Le PP a été divisé par les neurones corticaux L six exprimant CTIP deux et TBR R un. Le modèle d’immunocoloration de ces marqueurs confirme l’expression appropriée de ces facteurs de transcription dans le cp nouvellement formé. L’ensemble de ces analyses confirme le développement cortical précoce ORGANOTYPIQUE dans l’ensemble de l’hémisphère. En utilisant l’ensemble du protocole décrit, le ventricule gauche d’embryons E 13 intacts a été injecté.

L’expression de la GFP électroporée et traitée a pu être observée à partir de précurseurs neuronaux dans le vz. Alors que des cellules exprimant la GFP ont été observées dans l’IZ et le cp, il est important de noter que de nombreux neurones positifs à la GFP marqués par des pointes de flèche ont été observés au sommet de la CP en formation avec des dendrites et des axones émergents. La couche discrète à l’interface entre le CP et le MZ indique une migration, un arrêt et une lamination appropriés.

Les dendrites s’étendaient dans la MZ tandis que les axones du cortico ugal s’étendaient sous le CP et dans le iz. Sous. Les cellules différenciatrices étaient des cellules positives à la GFP à divers stades de maturité, y compris des neurones de morphologie bipolaire juxtaposés à des fibres radiogliales et en dessous des neurones multipolaires dans l’iz. Les dendrites se sont également étendues dans la MZ où la lecture de la protéine ECM est correctement immunolocalisée.

Ainsi, les conditions d’électroporation et d’explantation permettent un développement normal des neurones corticaux. Comme prévu, les neurones positifs à la GFP post-mitotique ont peuplé le cp en formation. Ainsi, le protocole peut cibler de manière fiable les neurones corticaux L six pour l’étude de leur migration et de leur maturation.

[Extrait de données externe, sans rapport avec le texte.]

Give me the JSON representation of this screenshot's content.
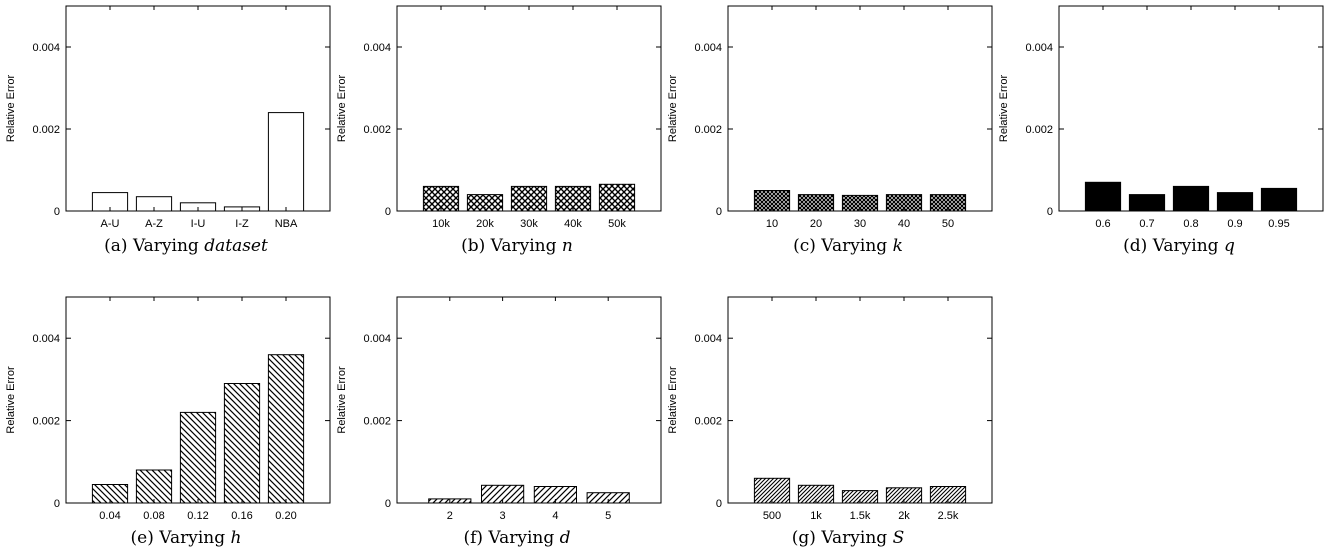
{
  "chart_data": [
    {
      "type": "bar",
      "caption": {
        "prefix": "(a) Varying ",
        "variable": "dataset"
      },
      "ylabel": "Relative Error",
      "ylim": [
        0,
        0.005
      ],
      "yticks": [
        {
          "value": 0,
          "label": "0"
        },
        {
          "value": 0.002,
          "label": "0.002"
        },
        {
          "value": 0.004,
          "label": "0.004"
        }
      ],
      "categories": [
        "A-U",
        "A-Z",
        "I-U",
        "I-Z",
        "NBA"
      ],
      "values": [
        0.00045,
        0.00035,
        0.0002,
        0.0001,
        0.0024
      ],
      "fill": "white"
    },
    {
      "type": "bar",
      "caption": {
        "prefix": "(b) Varying ",
        "variable": "n"
      },
      "ylabel": "Relative Error",
      "ylim": [
        0,
        0.005
      ],
      "yticks": [
        {
          "value": 0,
          "label": "0"
        },
        {
          "value": 0.002,
          "label": "0.002"
        },
        {
          "value": 0.004,
          "label": "0.004"
        }
      ],
      "categories": [
        "10k",
        "20k",
        "30k",
        "40k",
        "50k"
      ],
      "values": [
        0.0006,
        0.0004,
        0.0006,
        0.0006,
        0.00065
      ],
      "fill": "crosshatch"
    },
    {
      "type": "bar",
      "caption": {
        "prefix": "(c) Varying ",
        "variable": "k"
      },
      "ylabel": "Relative Error",
      "ylim": [
        0,
        0.005
      ],
      "yticks": [
        {
          "value": 0,
          "label": "0"
        },
        {
          "value": 0.002,
          "label": "0.002"
        },
        {
          "value": 0.004,
          "label": "0.004"
        }
      ],
      "categories": [
        "10",
        "20",
        "30",
        "40",
        "50"
      ],
      "values": [
        0.0005,
        0.0004,
        0.00038,
        0.0004,
        0.0004
      ],
      "fill": "dense-crosshatch"
    },
    {
      "type": "bar",
      "caption": {
        "prefix": "(d) Varying ",
        "variable": "q"
      },
      "ylabel": "Relative Error",
      "ylim": [
        0,
        0.005
      ],
      "yticks": [
        {
          "value": 0,
          "label": "0"
        },
        {
          "value": 0.002,
          "label": "0.002"
        },
        {
          "value": 0.004,
          "label": "0.004"
        }
      ],
      "categories": [
        "0.6",
        "0.7",
        "0.8",
        "0.9",
        "0.95"
      ],
      "values": [
        0.0007,
        0.0004,
        0.0006,
        0.00045,
        0.00055
      ],
      "fill": "solid"
    },
    {
      "type": "bar",
      "caption": {
        "prefix": "(e) Varying ",
        "variable": "h"
      },
      "ylabel": "Relative Error",
      "ylim": [
        0,
        0.005
      ],
      "yticks": [
        {
          "value": 0,
          "label": "0"
        },
        {
          "value": 0.002,
          "label": "0.002"
        },
        {
          "value": 0.004,
          "label": "0.004"
        }
      ],
      "categories": [
        "0.04",
        "0.08",
        "0.12",
        "0.16",
        "0.20"
      ],
      "values": [
        0.00045,
        0.0008,
        0.0022,
        0.0029,
        0.0036
      ],
      "fill": "diag-back"
    },
    {
      "type": "bar",
      "caption": {
        "prefix": "(f) Varying ",
        "variable": "d"
      },
      "ylabel": "Relative Error",
      "ylim": [
        0,
        0.005
      ],
      "yticks": [
        {
          "value": 0,
          "label": "0"
        },
        {
          "value": 0.002,
          "label": "0.002"
        },
        {
          "value": 0.004,
          "label": "0.004"
        }
      ],
      "categories": [
        "2",
        "3",
        "4",
        "5"
      ],
      "values": [
        0.0001,
        0.00043,
        0.0004,
        0.00025
      ],
      "fill": "diag-fwd"
    },
    {
      "type": "bar",
      "caption": {
        "prefix": "(g) Varying ",
        "variable": "S"
      },
      "ylabel": "Relative Error",
      "ylim": [
        0,
        0.005
      ],
      "yticks": [
        {
          "value": 0,
          "label": "0"
        },
        {
          "value": 0.002,
          "label": "0.002"
        },
        {
          "value": 0.004,
          "label": "0.004"
        }
      ],
      "categories": [
        "500",
        "1k",
        "1.5k",
        "2k",
        "2.5k"
      ],
      "values": [
        0.0006,
        0.00043,
        0.0003,
        0.00037,
        0.0004
      ],
      "fill": "diag-fwd-dense"
    }
  ]
}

L’utilisation intensive de cette procédure a donné un taux de réussite de 79 %. 195 des 248 tentatives se sont avérées propices à l’imagerie et à l’analyse. La moitié des échecs provenaient d’un échec à exprimer la GFP ou d’une GFP ciblée manquée une fois masterisée.

Cette technique peut être réalisée en 90 minutes si elle est correctement exécutée. Lors de la tentative de cette procédure, il est important de se rappeler de pratiquer les dissections afin que les hémisphères électroporés puissent être cultivés avec des méninges intactes Suite à cette procédure. D’autres méthodes, comme la microscopie à intervalle de temps, peuvent être réalisées afin de répondre à des questions supplémentaires telles que la façon dont les mutations d’intérêt perturbent la migration neuronale ou l’agénésie dendri.